Vive la radio !

Edgar Szoc

Le parti pris quelque peu paradoxal qui a présidé à l’élaboration du présent dossier pourrait se résumer dans une formule : la radio... fait voir. Par son ubiquité, son omniprésence, elle se donne comme objet familier, pénétrant jusque dans la sphère la plus intime, celle des réveils quotidiens ou des habitacles clos des embouteillages urbains : écouter la radio, c’est d’ailleurs généralement bien plus qu’écouter la radio : celle-ci ne sert souvent que de toile de fond à l’exercice d’autres activités, qui ne laissent à cette écoute guère plus qu’une attention flottante. Est-ce l’évidence discrète de cette présence ou le caractère daté de sa technologie constitutive ? Toujours est-il que la radio ne mobilise plus, dans l’étude des médias, qu’une attention relativement périphérique, en marge de la fascination exercée par l’émergence de nouveaux médias, de l’étude toujours renouvelée de l’emprise télévisuelle, et du prestige de la presse écrite.
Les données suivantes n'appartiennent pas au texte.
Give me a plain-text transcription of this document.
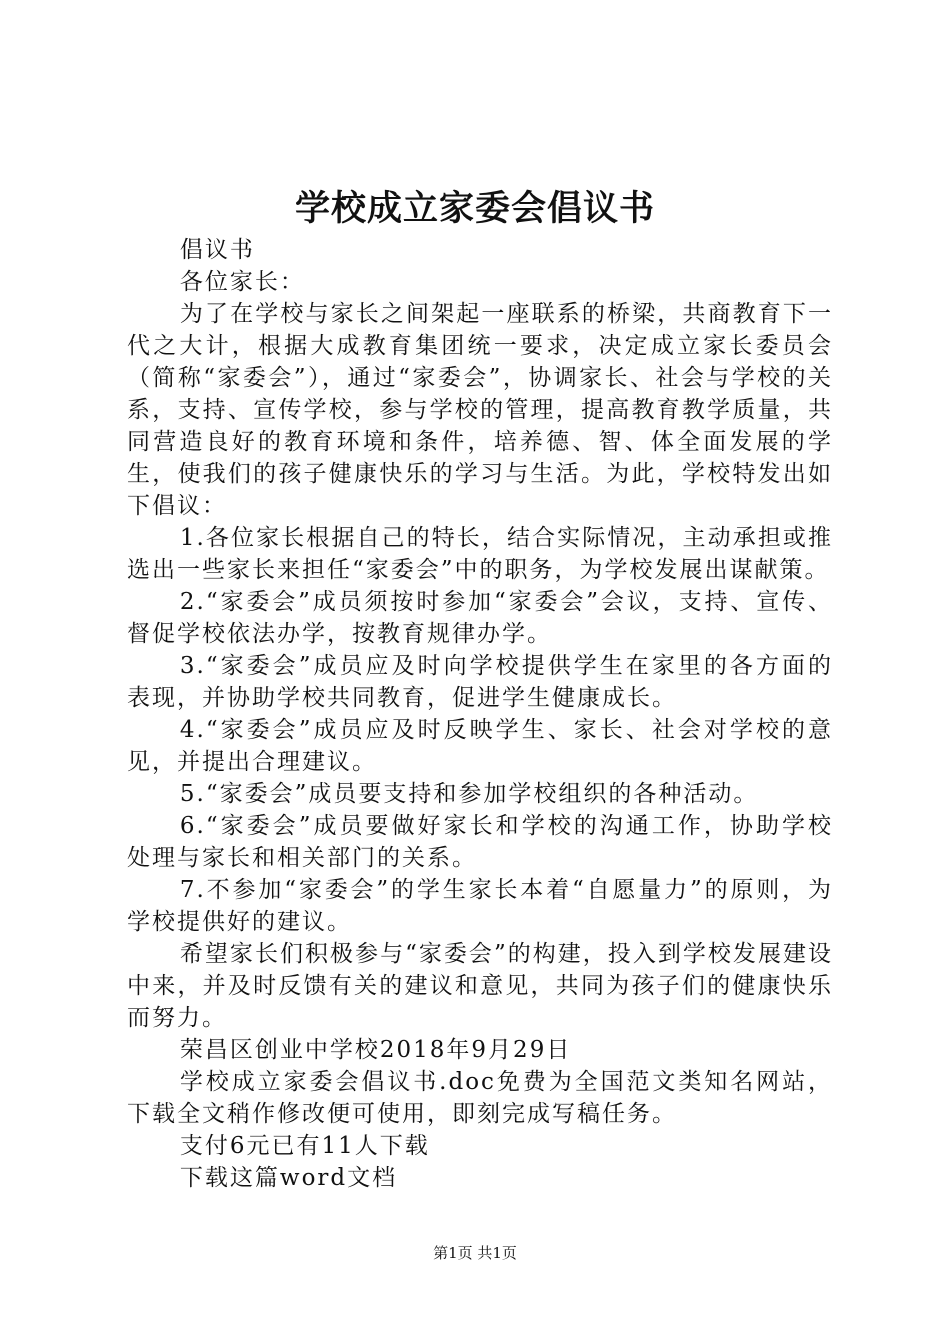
学校成立家委会倡议书

倡议书

各位家长：

为了在学校与家长之间架起一座联系的桥梁，共商教育下一代之大计，根据大成教育集团统一要求，决定成立家长委员会（简称“家委会”），通过“家委会”，协调家长、社会与学校的关系，支持、宣传学校，参与学校的管理，提高教育教学质量，共同营造良好的教育环境和条件，培养德、智、体全面发展的学生，使我们的孩子健康快乐的学习与生活。为此，学校特发出如下倡议：

1.各位家长根据自己的特长，结合实际情况，主动承担或推选出一些家长来担任“家委会”中的职务，为学校发展出谋献策。

2.“家委会”成员须按时参加“家委会”会议，支持、宣传、督促学校依法办学，按教育规律办学。

3.“家委会”成员应及时向学校提供学生在家里的各方面的表现，并协助学校共同教育，促进学生健康成长。

4.“家委会”成员应及时反映学生、家长、社会对学校的意见，并提出合理建议。

5.“家委会”成员要支持和参加学校组织的各种活动。

6.“家委会”成员要做好家长和学校的沟通工作，协助学校处理与家长和相关部门的关系。

7.不参加“家委会”的学生家长本着“自愿量力”的原则，为学校提供好的建议。

希望家长们积极参与“家委会”的构建，投入到学校发展建设中来，并及时反馈有关的建议和意见，共同为孩子们的健康快乐而努力。

荣昌区创业中学校2018年9月29日

学校成立家委会倡议书.doc免费为全国范文类知名网站，下载全文稍作修改便可使用，即刻完成写稿任务。

支付6元已有11人下载

下载这篇word文档

第1页 共1页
Conscients de ce manque relatif d’intérêt pour les enjeux spécifiques aux champs radiophoniques, nous avons préféré nous intéresser à ce qu’ils révélaient en dehors d’eux-mêmes, à ce que l’évolution de la radio et de ses pratiques faisait voir du monde.

Considérée comme prisme, la radio permet en effet de montrer sous un nouveau jour les tropismes et les ornières du fonctionnement de l’État fédéral belge et de la Communauté française, l’élaboration du Plan de fréquence, véritable saga dont les épisodes à rebondissements n’ont rien à envier aux feuilletons radiophoniques d’antan (Bernard Dubuisson). Elle propose aussi une des illustrations les plus abouties de la réintégration marchande par le « nouvel esprit du capitalisme » de la « critique artiste » conceptualisée par Boltanski et Chiapello - énième variation sur le thème éternel des braconniers et des garde-chasse (Pierre De Jaeger et Edgar Szoc). Elle offre encore une perspective inédite sur la dépendance croissante du secteur public au marché et, en particulier, aux industries publicitaires, dans un contexte où, pour rappel, le gouvernement de la Communauté française s’est engagé, dans sa « Déclaration de politique commune », à « réaliser une étude objective et scientifique relative au financement de la RTBF et à la recherche de financements alternatifs à la publicité et au sponsoring, sans affaiblir l’offre de service public, et en garantissant la stabilité et la pérennité du financement de cet opérateur » (Frédéric Antoine). Elle jette enfin une lumière surprenante sur les vicissitudes des processus de démocratisation en cours en Afrique (Marie-Soleil Frère) : à côté du pire illustré par la tristement célèbre « Radio Mille Collines », se sont développées de nombreuses expériences autrement plus stimulantes.

Quant à l’historiographie de la radio et à la construction quelque peu artificielle de sa linéarité, elles permettent d’interroger à nouveaux frais la question du rôle des mythes dans la fabrication sociale, et en particulier celui de la centralité des médias (Nico Carpentier).

Sur chacune de ces questions, l’avantage d’une « approche par la radio » réside dans sa capacité à redéfinir dans de nouveaux termes des questions usées jusqu’à la corde : par une homologie peu surprenante entre la pratique et sa théorisation, écrire sur la radio, c’est en fait écrire sur bien d’autres sujets, de même que l’écouter, c’est généralement être absorbé par des activités autrement plus prenantes.